Klein afirma ainda que, na reunião desta semana, o comitê demandava mais transparência do Ministério da Saúde e do Depen quanto às medidas que estão sendo tomadas diante da pandemia no cárcere. “Não nos surpreende a atuação desse governo nesse tema”, ressalta o advogado, “mas o que nós temos é uma tragédia anunciada no sistema carcerário”, diz sobre um cenário em que os presos já padecem de doenças evitáveis como tuberculose.
Outras violações
Em nota, o órgão lembra ainda que diante do potencial de disseminação do coronavírus nas prisões, além dos detentos, também estão em risco os agentes prisionais, profissionais de saúde que atuam no sistema e seus familiares.

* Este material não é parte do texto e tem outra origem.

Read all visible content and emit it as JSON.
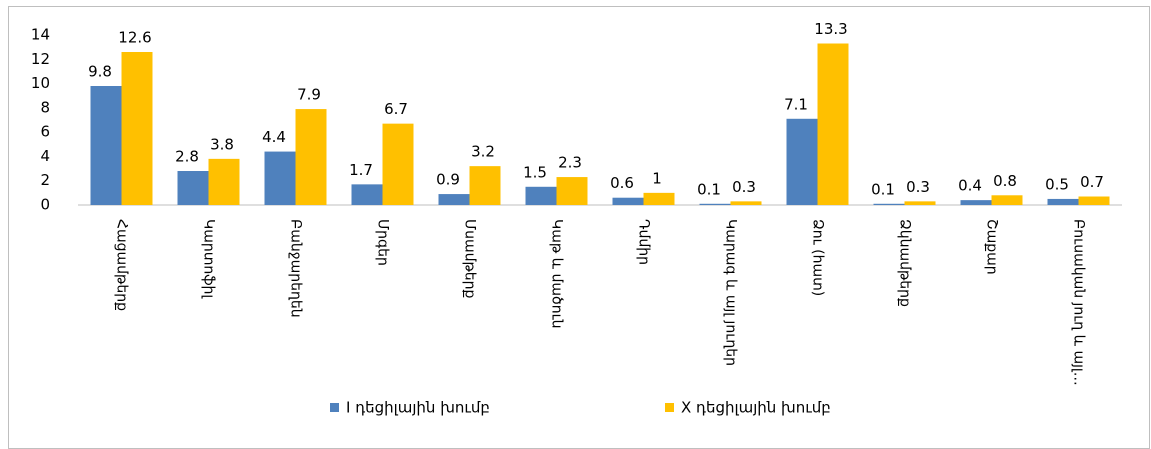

“Não existe uma lógica racional, ele dão desculpas, mandam ofício, mas tanto o regimento, quanto a legislação vigente no Brasil e os tratados internacionais estão sendo violados pelo governo”, destaca o defensor público.
Reportagem da RBA lembra ainda que a portaria conjunta 1 do Conselho Nacional de Justiça (CNJ) e Ministério da Saúde, também é uma ameaça à população carcerária, ao autorizar o enterro e cremação de corpos não reclamados por familiares ou amigos mesmo sem o atestado de óbito – o que é uma exigência atual. Especialistas temem que a medida leve ao desaparecimento de cadáveres do sistema prisional.
Especialistas lembram ainda na matéria que são as distorções da legislação, como a atual lei das drogas, e crimes contra o patrimônio – e não contra a vida – que entopem o sistema e colocam em risco diversas vidas. Além dessa medida, outra violação está prevista na proposta do ex-ministro da Justiça e Segurança Pública, Sergio Moro, que buscava isolar os presos com suspeitas de covid-19 em contêineres.
A proposta foi considerada ilegal pelo CNJ, Supremo Tribunal Federal (STF) e outras entidades, que encaminharam ainda denúncias à ONU e Organização dos Estados Americanos (OEA) a respeito do tema. “Esse é o tipo de governo que a gente tem lidado. Um governo que quer armazenar pessoas em contêineres. É até difícil encontrar adjetivos para tamanha barbaridade”, finaliza Mateus Moro.